La FIDH est une ONG internationale de défense des droits humains qui fédère 192 organisations de 117 pays. Depuis 1922, nous défendons l’ensemble des droits civils, politiques, économiques, sociaux et culturels tels qu’énoncés dans la Déclaration universelle des droits de l’Homme. En tant que mouvement fédératif, la FIDH place ses organisations membres au cœur de son processus de décision. Cette structure permet à la FIDH de conjuguer l’expérience et la connaissance du terrain avec l’expertise en matière de droit international, de mécanismes de protection et d’instances intergouvernementales. L’union de nos forces procure une alliance unique qui rend le travail de la FIDH représentatif des points de vue des organisations nationales de défense des droits humains et de la société civile locale.
La FIDH s’est engagée à faire en sorte que les auteurs des crimes les plus haineux rendent des comptes par le biais du système de justice pénale internationale. Nous avons été l’une des organisations de la société civile à l’origine du mouvement pour la création de la CPI. Nous avons participé activement aux négociations du Statut de Rome et avons plaidé pour que la Cour ait une structure qui permette une participation significative des survivant-e-s et des communautés affectées par les crimes internationaux. Depuis 2004, la FIDH maintient une délégation permanente à La Haye, à travers laquelle nous contribuons au dialogue entre la société civile et la CPI.
La société civile joue un rôle essentiel dans la collecte d’informations qui pourraient autrement être perdues. Nous espérons que votre bureau poursuivra son engagement avec les ONG, par le biais des tables rondes annuelles, des réunions bilatérales ad hoc et d’autres activités conjointes régulières.
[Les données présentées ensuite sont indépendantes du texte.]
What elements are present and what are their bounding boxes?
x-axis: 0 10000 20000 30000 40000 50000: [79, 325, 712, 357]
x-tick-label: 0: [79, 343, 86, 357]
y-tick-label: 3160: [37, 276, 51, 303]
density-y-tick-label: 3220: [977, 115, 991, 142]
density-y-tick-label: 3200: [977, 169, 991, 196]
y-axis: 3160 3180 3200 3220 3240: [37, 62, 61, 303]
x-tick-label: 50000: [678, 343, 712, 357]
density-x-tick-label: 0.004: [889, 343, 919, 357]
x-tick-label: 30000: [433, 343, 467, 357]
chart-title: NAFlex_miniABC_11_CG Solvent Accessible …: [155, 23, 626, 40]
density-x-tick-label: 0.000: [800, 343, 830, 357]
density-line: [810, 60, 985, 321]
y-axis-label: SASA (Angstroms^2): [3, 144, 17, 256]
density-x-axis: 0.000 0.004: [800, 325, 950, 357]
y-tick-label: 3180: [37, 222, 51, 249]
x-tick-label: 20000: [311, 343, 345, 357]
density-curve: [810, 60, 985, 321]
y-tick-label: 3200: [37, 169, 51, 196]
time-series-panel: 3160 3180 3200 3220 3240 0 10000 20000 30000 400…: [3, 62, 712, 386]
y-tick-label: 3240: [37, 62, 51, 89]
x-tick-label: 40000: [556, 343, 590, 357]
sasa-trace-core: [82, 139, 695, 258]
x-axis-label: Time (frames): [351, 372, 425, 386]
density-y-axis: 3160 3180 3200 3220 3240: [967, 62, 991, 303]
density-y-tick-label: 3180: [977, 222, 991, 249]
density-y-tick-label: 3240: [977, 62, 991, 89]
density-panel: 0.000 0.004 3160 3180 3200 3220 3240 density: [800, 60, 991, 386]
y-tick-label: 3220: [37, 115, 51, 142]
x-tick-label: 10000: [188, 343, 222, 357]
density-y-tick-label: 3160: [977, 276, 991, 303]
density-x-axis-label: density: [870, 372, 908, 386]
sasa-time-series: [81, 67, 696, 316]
Au cours de l’année écoulée, la FIDH, en partenariat avec d’autres organisations, a mené des missions de documentation et soumis des preuves exhaustives au bureau du procureur concernant des crimes de guerre et des crimes contre l’humanité perpétrés en Colombie, au Mexique, au Venezuela et en Ukraine. Nous avons également soutenu les efforts de plaidoyer public relatifs au travail de votre bureau au Cambodge, en République centrafricaine, en Côte d’Ivoire, en Guinée–Conakry et au Soudan. Plus tôt dans l’année, nous avons déposé des demandes d’autorisation en vue de soumettre des observations en tant qu’amicus curiae dans l’affaire Abd–Al–Rahman et dans les procédures en cours dans la situation de l’Afghanistan. Nous avons également soumis des observations en tant qu’amicus curiae concernant la situation en Palestine.
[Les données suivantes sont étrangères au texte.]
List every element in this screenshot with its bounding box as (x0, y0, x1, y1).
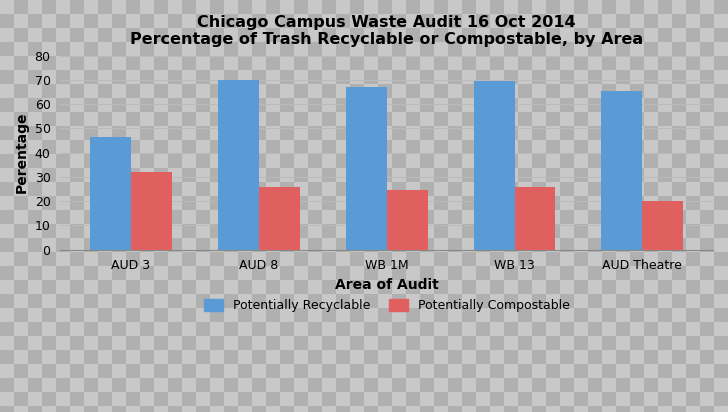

En dehors de ce travail spécifique relatif aux situations relevant de la compétence de la Cour, la FIDH s’engage également sur des thématiques ponctuelles clés qui sont vitales pour le succès du bureau du procureur et de la CPI dans son ensemble. Nous menons actuellement des recherches afin de produire une série de notes de bilan analysant les progrès et les revers de votre prédécesseure dans trois domaines clés : les enquêtes et les poursuites relatives aux crimes sexuels et basés sur le genre (CSBG), le travail effectué pendant la phase d’examen préliminaire et la stratégie et la mise en œuvre concernant la sensibilisation des victimes et des communautés affectées. Le rapport complet sera présenté à l’occasion de la 20e Assemblée des Etats Parties en décembre 2021. Ces documents ne se contenteront pas d’examiner le travail du bureau de la procureure Bensouda, mais feront également des recommandations spécifiques que votre bureau pourra mettre en œuvre pour aller de l’avant.
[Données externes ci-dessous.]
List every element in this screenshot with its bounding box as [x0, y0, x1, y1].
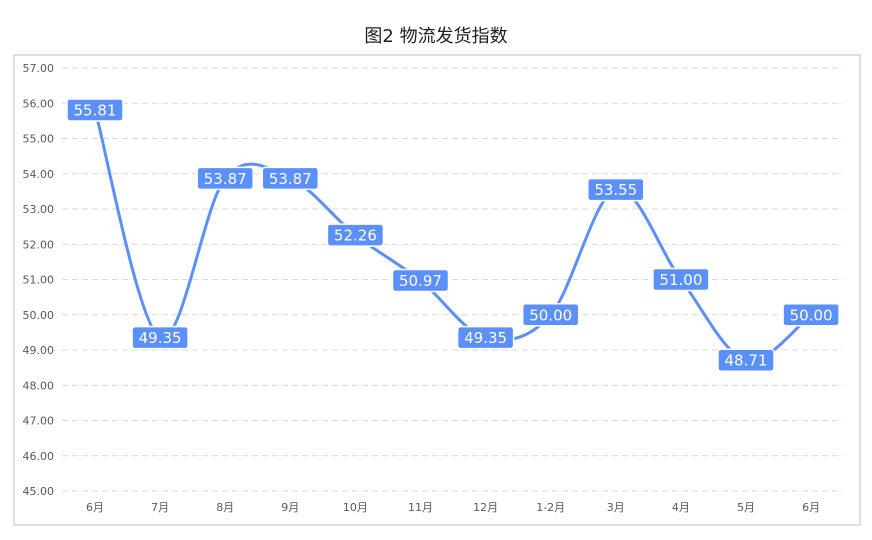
y-tick-label: 49.00: [23, 344, 55, 357]
y-tick-label: 55.00: [23, 133, 55, 146]
y-tick-label: 53.00: [23, 203, 55, 216]
y-tick-label: 57.00: [23, 62, 55, 75]
data-point: 49.35: [456, 325, 515, 350]
y-tick-label: 51.00: [23, 274, 55, 287]
data-label-box: [521, 303, 580, 327]
x-tick-label: 7月: [151, 501, 169, 514]
data-label-box: [782, 303, 840, 327]
data-label: 50.00: [529, 306, 572, 324]
data-point: 49.35: [131, 325, 189, 350]
data-label: 51.00: [659, 271, 702, 289]
y-tick-label: 54.00: [23, 168, 55, 181]
data-point: 48.71: [717, 348, 775, 372]
x-tick-label: 11月: [408, 501, 433, 514]
data-label: 49.35: [139, 329, 182, 347]
data-point: 55.81: [66, 98, 124, 122]
data-label: 55.81: [74, 101, 117, 119]
data-label-box: [66, 98, 124, 122]
y-tick-label: 48.00: [23, 379, 55, 392]
data-point: 53.87: [196, 166, 254, 191]
data-point: 52.26: [326, 223, 385, 247]
data-label: 53.87: [269, 170, 312, 188]
chart-frame: [13, 54, 861, 526]
data-label: 52.26: [334, 227, 377, 245]
x-tick-label: 10月: [343, 501, 368, 514]
x-tick-label: 12月: [473, 501, 498, 514]
data-point: 50.00: [782, 303, 840, 327]
data-label: 49.35: [464, 329, 507, 347]
data-label-box: [587, 177, 645, 202]
data-label-box: [131, 325, 189, 350]
y-tick-label: 50.00: [23, 309, 55, 322]
x-tick-label: 4月: [672, 501, 690, 514]
grid-lines: [62, 67, 843, 492]
y-tick-label: 52.00: [23, 238, 55, 251]
data-label: 50.00: [790, 306, 833, 324]
data-label-box: [717, 348, 775, 372]
x-tick-label: 8月: [216, 501, 234, 514]
data-point: 50.97: [391, 268, 450, 293]
data-point: 51.00: [652, 267, 710, 292]
x-axis: 6月 7月 8月 9月 10月 11月 12月 1-2月 3月 4月 5月 6月: [86, 501, 820, 514]
data-label: 48.71: [725, 352, 768, 370]
data-label: 53.55: [594, 181, 637, 199]
data-label-box: [652, 267, 710, 292]
x-tick-label: 9月: [281, 501, 299, 514]
y-tick-label: 46.00: [23, 450, 55, 463]
data-label: 50.97: [399, 272, 442, 290]
data-labels: 55.81 49.35 53.87 53.87 52.26 50.97 49.35 50.00…: [66, 98, 840, 372]
x-tick-label: 3月: [607, 501, 625, 514]
data-label-box: [456, 325, 515, 350]
series-line: [93, 108, 813, 363]
data-label: 53.87: [204, 170, 247, 188]
data-label-box: [196, 166, 254, 191]
data-point: 53.55: [587, 177, 645, 202]
y-tick-label: 45.00: [23, 485, 55, 498]
x-tick-label: 6月: [86, 501, 104, 514]
data-label-box: [326, 223, 385, 247]
y-tick-label: 56.00: [23, 97, 55, 110]
data-label-box: [261, 166, 320, 191]
data-point: 53.87: [261, 166, 320, 191]
y-tick-label: 47.00: [23, 415, 55, 428]
x-tick-label: 6月: [802, 501, 820, 514]
data-label-box: [391, 268, 450, 293]
x-tick-label: 5月: [737, 501, 755, 514]
series-layer: [93, 108, 813, 363]
chart-title: 图2 物流发货指数: [364, 26, 507, 47]
x-tick-label: 1-2月: [536, 501, 565, 514]
data-point: 50.00: [521, 303, 580, 327]
y-axis: 45.00 46.00 47.00 48.00 49.00 50.00 51.00 52.00…: [23, 62, 55, 498]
Depuis la création de la CPI, tous nos travaux menés à la Cour, ou en relation avec elle, ont été centrés sur les survivant-e-s. La FIDH et les organisations soussignées se félicitent du rôle central que vous avez accordé aux victimes dans vos enquêtes à l’Unitad et partagent votre engagement à respecter les principes inscrits dans le Statut de Rome – y compris la participation des victimes. Les conclusions de l’examen des performances de la Cour réalisé par des experts indépendants (« Independent Expert Review » ou IER) soutiennent l’idée que la participation des victimes ne constitue pas un fardeau dans les procédures, ni n’entraîne de retards ou de coûts supplémentaires. La FIDH suit activement la mise en œuvre des recommandations formulées par le groupe d’experts indépendants. Toutes les organisations signataires espèrent que le processus de révision sera pour vous l’occasion de faire avancer la mise en œuvre des droits des victimes au sein du bureau du procureur. Nous vous invitons à vous appuyer sur les progrès réalisés au cours du mandat de Mme Bensouda et à envisager sérieusement les moyens par lesquels votre bureau peut favoriser un engagement plus accentué avec les communautés affectées par les crimes relevant de la compétence de la Cour.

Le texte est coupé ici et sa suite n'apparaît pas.